When Goodharting Is Optimal

comex · on Jan 17, 2020

This is just a demonstration of how naively optimizing the expected value is not actually "optimal" in general.

There are two fundamental strategies for the robot. One is to stay on L forever, and have a 50.1% chance of receiving... let's call it `x` amount of reward, and a 49.9% chance of receiving nothing. The other is to move back and forth (L, center, R, center), which has a 100% chance of receiving `x/4` reward. (In theory the robot could also stay on R forever, but that's strictly inferior to staying on L, even if only slightly.)

The robot can also use a mix of these two strategies, e.g. by moving back and forth but waiting an extra turn every time it's on L. This increases the worst-case reward at the cost of reducing the best-case reward.

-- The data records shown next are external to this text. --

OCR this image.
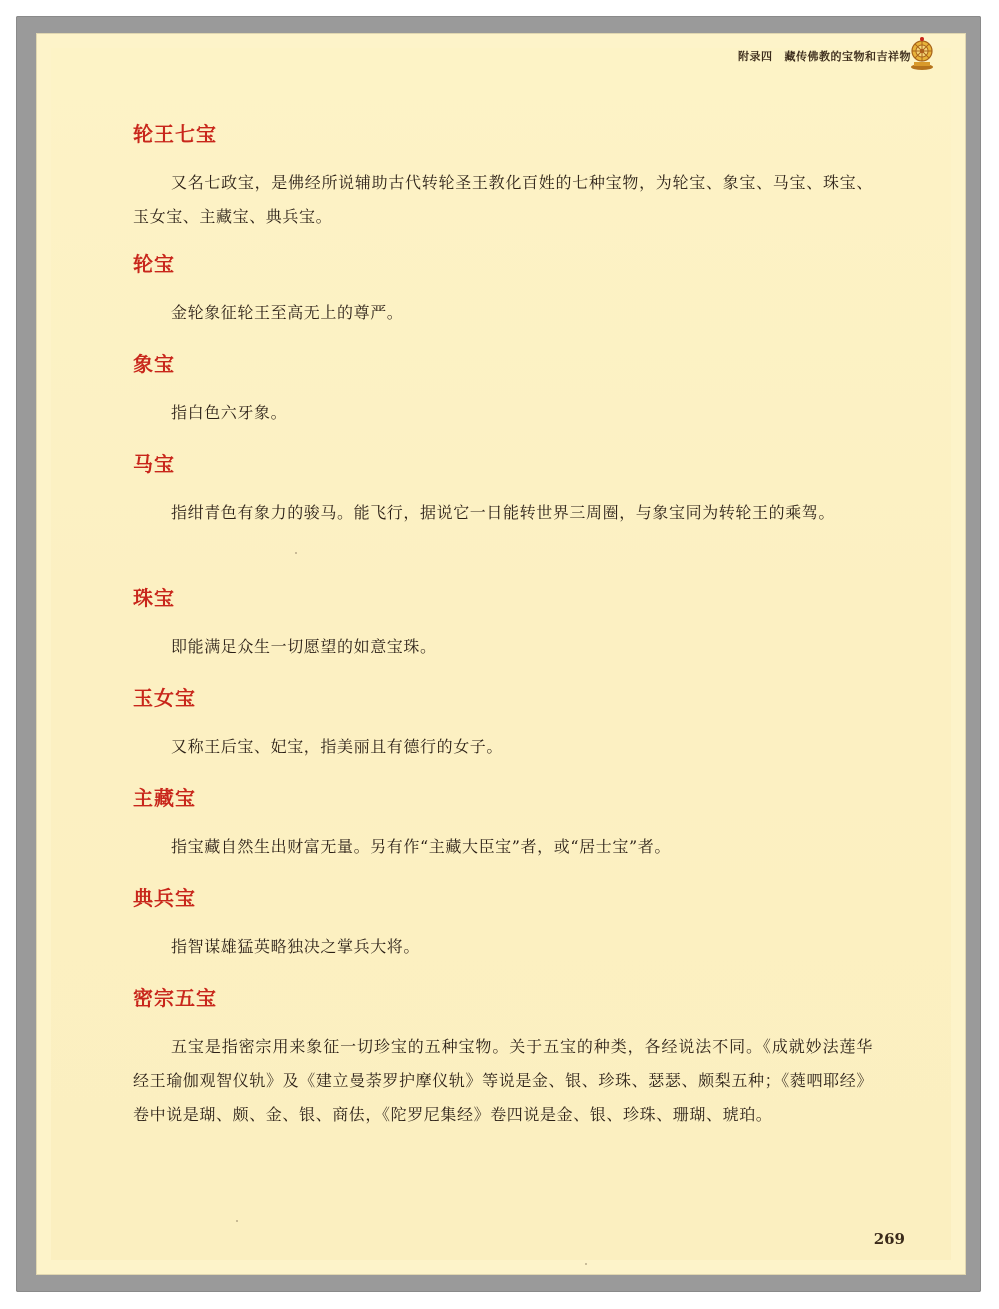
附录四 藏传佛教的宝物和吉祥物
轮王七宝

又名七政宝，是佛经所说辅助古代转轮圣王教化百姓的七种宝物，为轮宝、象宝、马宝、珠宝、玉女宝、主藏宝、典兵宝。

轮宝

金轮象征轮王至高无上的尊严。

象宝

指白色六牙象。

马宝

指绀青色有象力的骏马。能飞行，据说它一日能转世界三周圈，与象宝同为转轮王的乘驾。

珠宝

即能满足众生一切愿望的如意宝珠。

玉女宝

又称王后宝、妃宝，指美丽且有德行的女子。

主藏宝

指宝藏自然生出财富无量。另有作“主藏大臣宝”者，或“居士宝”者。

典兵宝

指智谋雄猛英略独决之掌兵大将。

密宗五宝

五宝是指密宗用来象征一切珍宝的五种宝物。关于五宝的种类，各经说法不同。《成就妙法莲华经王瑜伽观智仪轨》及《建立曼荼罗护摩仪轨》等说是金、银、珍珠、瑟瑟、颇梨五种；《蕤呬耶经》卷中说是瑚、颇、金、银、商佉，《陀罗尼集经》卷四说是金、银、珍珠、珊瑚、琥珀。

269
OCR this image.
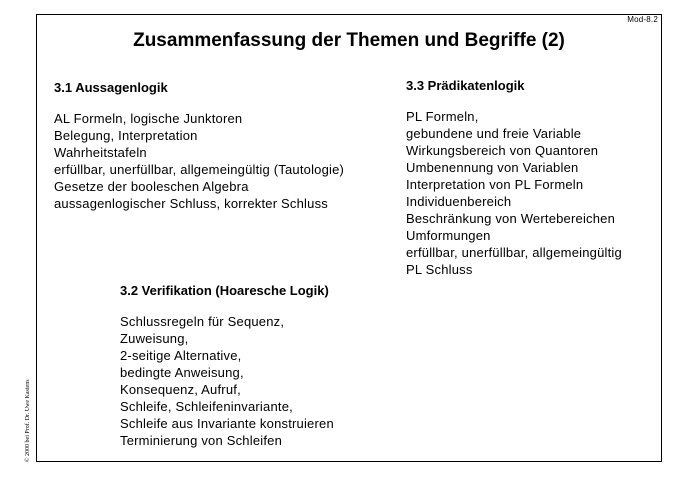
Mod-8.2
Zusammenfassung der Themen und Begriffe (2)
3.1 Aussagenlogik
AL Formeln, logische Junktoren
Belegung, Interpretation
Wahrheitstafeln
erfüllbar, unerfüllbar, allgemeingültig (Tautologie)
Gesetze der booleschen Algebra
aussagenlogischer Schluss, korrekter Schluss
3.3 Prädikatenlogik
PL Formeln,
gebundene und freie Variable
Wirkungsbereich von Quantoren
Umbenennung von Variablen
Interpretation von PL Formeln
Individuenbereich
Beschränkung von Wertebereichen
Umformungen
erfüllbar, unerfüllbar, allgemeingültig
PL Schluss
3.2 Verifikation (Hoaresche Logik)
Schlussregeln für Sequenz,
Zuweisung,
2-seitige Alternative,
bedingte Anweisung,
Konsequenz, Aufruf,
Schleife, Schleifeninvariante,
Schleife aus Invariante konstruieren
Terminierung von Schleifen
© 2000 bei Prof. Dr. Uwe Kastens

Let's rephrase in gambling terms. Suppose you have a one-time offer to bet any amount of money and then flip a fair coin (well, a 50.1/49.9% coin). If it's heads, the money you bet is quadrupled; if it's tails, you lose the money. Then the first option above represents betting all your money; the second option represents betting nothing; mixing the strategies is equivalent to betting only some of your money.

What would you do? The expected value of the money you come away with is 2x the money you bet, so if you're optimizing for expected value, you'll bet all the money you own. But most people wouldn't, because the risk of coming away with nothing is not worth the possible benefit. Personally, I might bet some of my money, but there's a good chance I'd bet nothing, because I care much more about the worst-case scenario than the average scenario – at least when the chance of a worst-case scenario is so high (almost 50%!).

You could argue that monetary gain is not the same thing as a reward function, and risk aversion should be modeled as part of the reward calculation, so that you can, in fact, optimize the expected value of the reward function. But in that case, the robot just has a bad (or non-human-like) reward function, so it's no surprise that it makes strange decisions.

g82918 · on Jan 17, 2020

This really feels like an article that is trying to say something important about a bigger issue. But the examples and the overall tone really diminish it. They allude a lot to things more important than them like Goodhart's law, mainly for cache, while they talk about their own poor quality idea(a bizarre imagined scenario far removed from, at least my, regular concerns). In the case of an AI show a concrete example involving a robot vacuum. Otherwise it feels like one of my junior's blowing smoke up my ass about hardware threads.

carlmr · on Jan 17, 2020

>UL and UR think that that policy is optimal!

Whatever UL and UR are they're introduced as "reward functions". They "see", they "prefer", they "think" etc. Is it normal to anthropomorphize reward functions now?

I find it makes this article hard to read. Is this common in robotics and if so, why would you describe reward functions in such a roundabout way?